As a stable free radical, DPPH has been widely employed to evaluate the free radical-scavenging ability of many natural compounds (Wang et al., 2014). The DPPH free radical scavenging ability of polysaccharides could be due to the presence of hydroxyls and carboxyls in the polysaccharide structure (mainly galacturonic acid). These act as hydrogen donators for scavenging the DPPH free radical, thus reducing the effects of oxidative stress (Hadidi et al., 2020). The superoxide radical is a weak oxidant, which is continuously produced by specific enzymes in biological systems and can induce the production of hydroxyl radicals and lipid peroxidation, thus damaging DNA, enzymes, and other biological molecules (Li & Shah, 2014). The possible mechanism underlying the polysaccharide scavenging of superoxide anions has been suggested to be associated with the dissociation energy of the OH bond, resulting from the number of carboxyl groups and aldehyde groups attached (Yuan et al., 2015). The hydroxyl group may subsequently provide electrons to reduce the radicals to more stable forms and/or may directly react with the free radicals to terminate the radical chain reaction thus causing the antioxidation of polysaccharides (Jing et al., 2009). The superoxide anion scavenging rate of polysaccharides was lowest at the F4 stage was lowest, which might be due to polysaccharides with lower content of carboxylic groups.

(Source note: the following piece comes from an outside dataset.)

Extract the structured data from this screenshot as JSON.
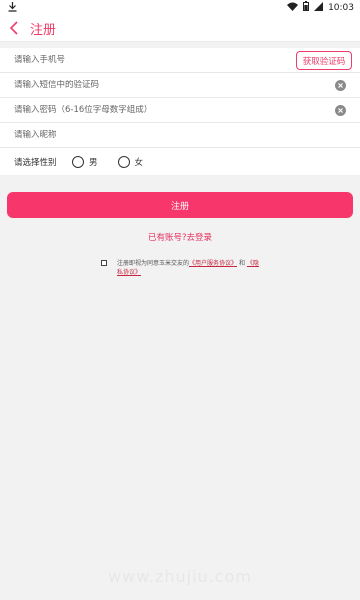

The hydroxyl radical possesses the highest activity among reactive oxygen species, enabling it to unspecifically attack adjacent biomolecules and induce oxidative damage in cells (Xu et al., 2018). The hydroxyl scavenging ability is related to the number of hydroxyl or amino groups in the polysaccharide (Guo et al., 2005). The hydroxyl radicals scavenging rate of polysaccharide were highest at the F1 stage was highest, which might be because polysaccharides had higher amino acid content at this stage. The reducing power of a compound is a useful indicator of its potential antioxidant activity (You et al., 2014). The reducing power was generally associated with the presence of reductones; therefore, polysaccharides at the F1 stage might contain higher levels of reductone, which could react with free radicals to stabilize and block radical chain reactions (Hou et al., 2012).

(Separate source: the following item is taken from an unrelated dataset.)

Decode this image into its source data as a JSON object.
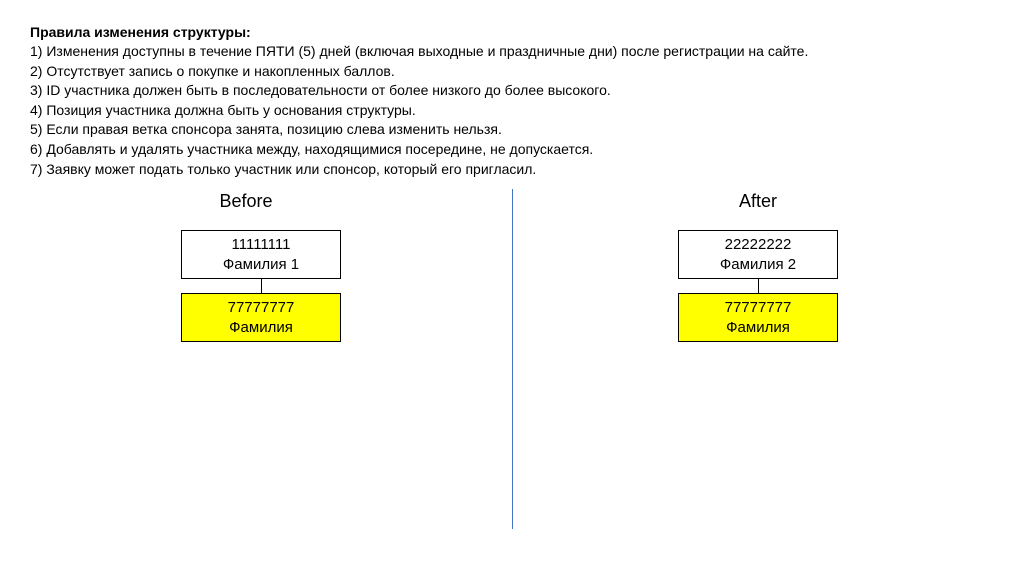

In the radical scavenging activity tests, the polysaccharides in leaves at different developmental stages showed different antioxidant activities. Many factors can affect the antioxidant capacity of polysaccharides, e.g., their uronic acid content, molecular weight, and monosaccharide composition (Wang et al., 2018). Several studies have postulated that the protein or peptide moiety in polysaccharides is partly responsible for their radical scavenging effect (Wang et al., 2016). Additionally, polysaccharides with lower molecular weights have more exposed reducing ends with which to accept and eliminate free radicals than polysaccharides with higher molecular weights; thus, polysaccharides with lower molecular weights might possess better antioxidant activity (Wu et al., 2020). The expression of genes in the polysaccharide biosynthesis pathway differs at different developmental stages, which may lead to different molecular weights of polysaccharides at different developmental stages, thus, in turn, leading to different antioxidant activities.

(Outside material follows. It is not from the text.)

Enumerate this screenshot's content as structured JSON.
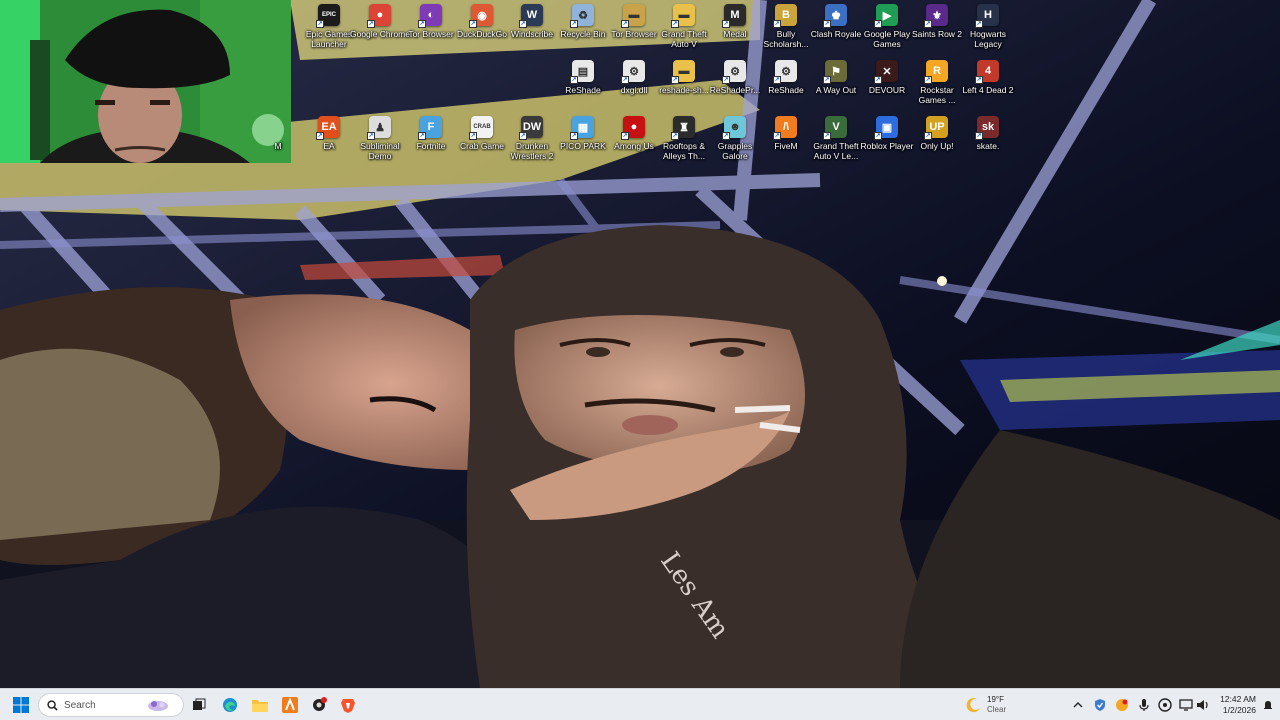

According to the results of the four antioxidant activity indexes, the polysaccharides at the F1 stage had the best antioxidant activity, followed by those at the F3 stage, while those at the F4 stage had the lowest activity. However, the polysaccharide content of leaves at the F1 stage was lowest and the biomass of leaves was also the lowest because of their small leaf size and leaf number. In summary, the leaves at the F1 stage are suitable for high-quality tea, but not suitable as raw material for polysaccharide products. Instead, the leaves at the F3 stage were more suitable for polysaccharide products.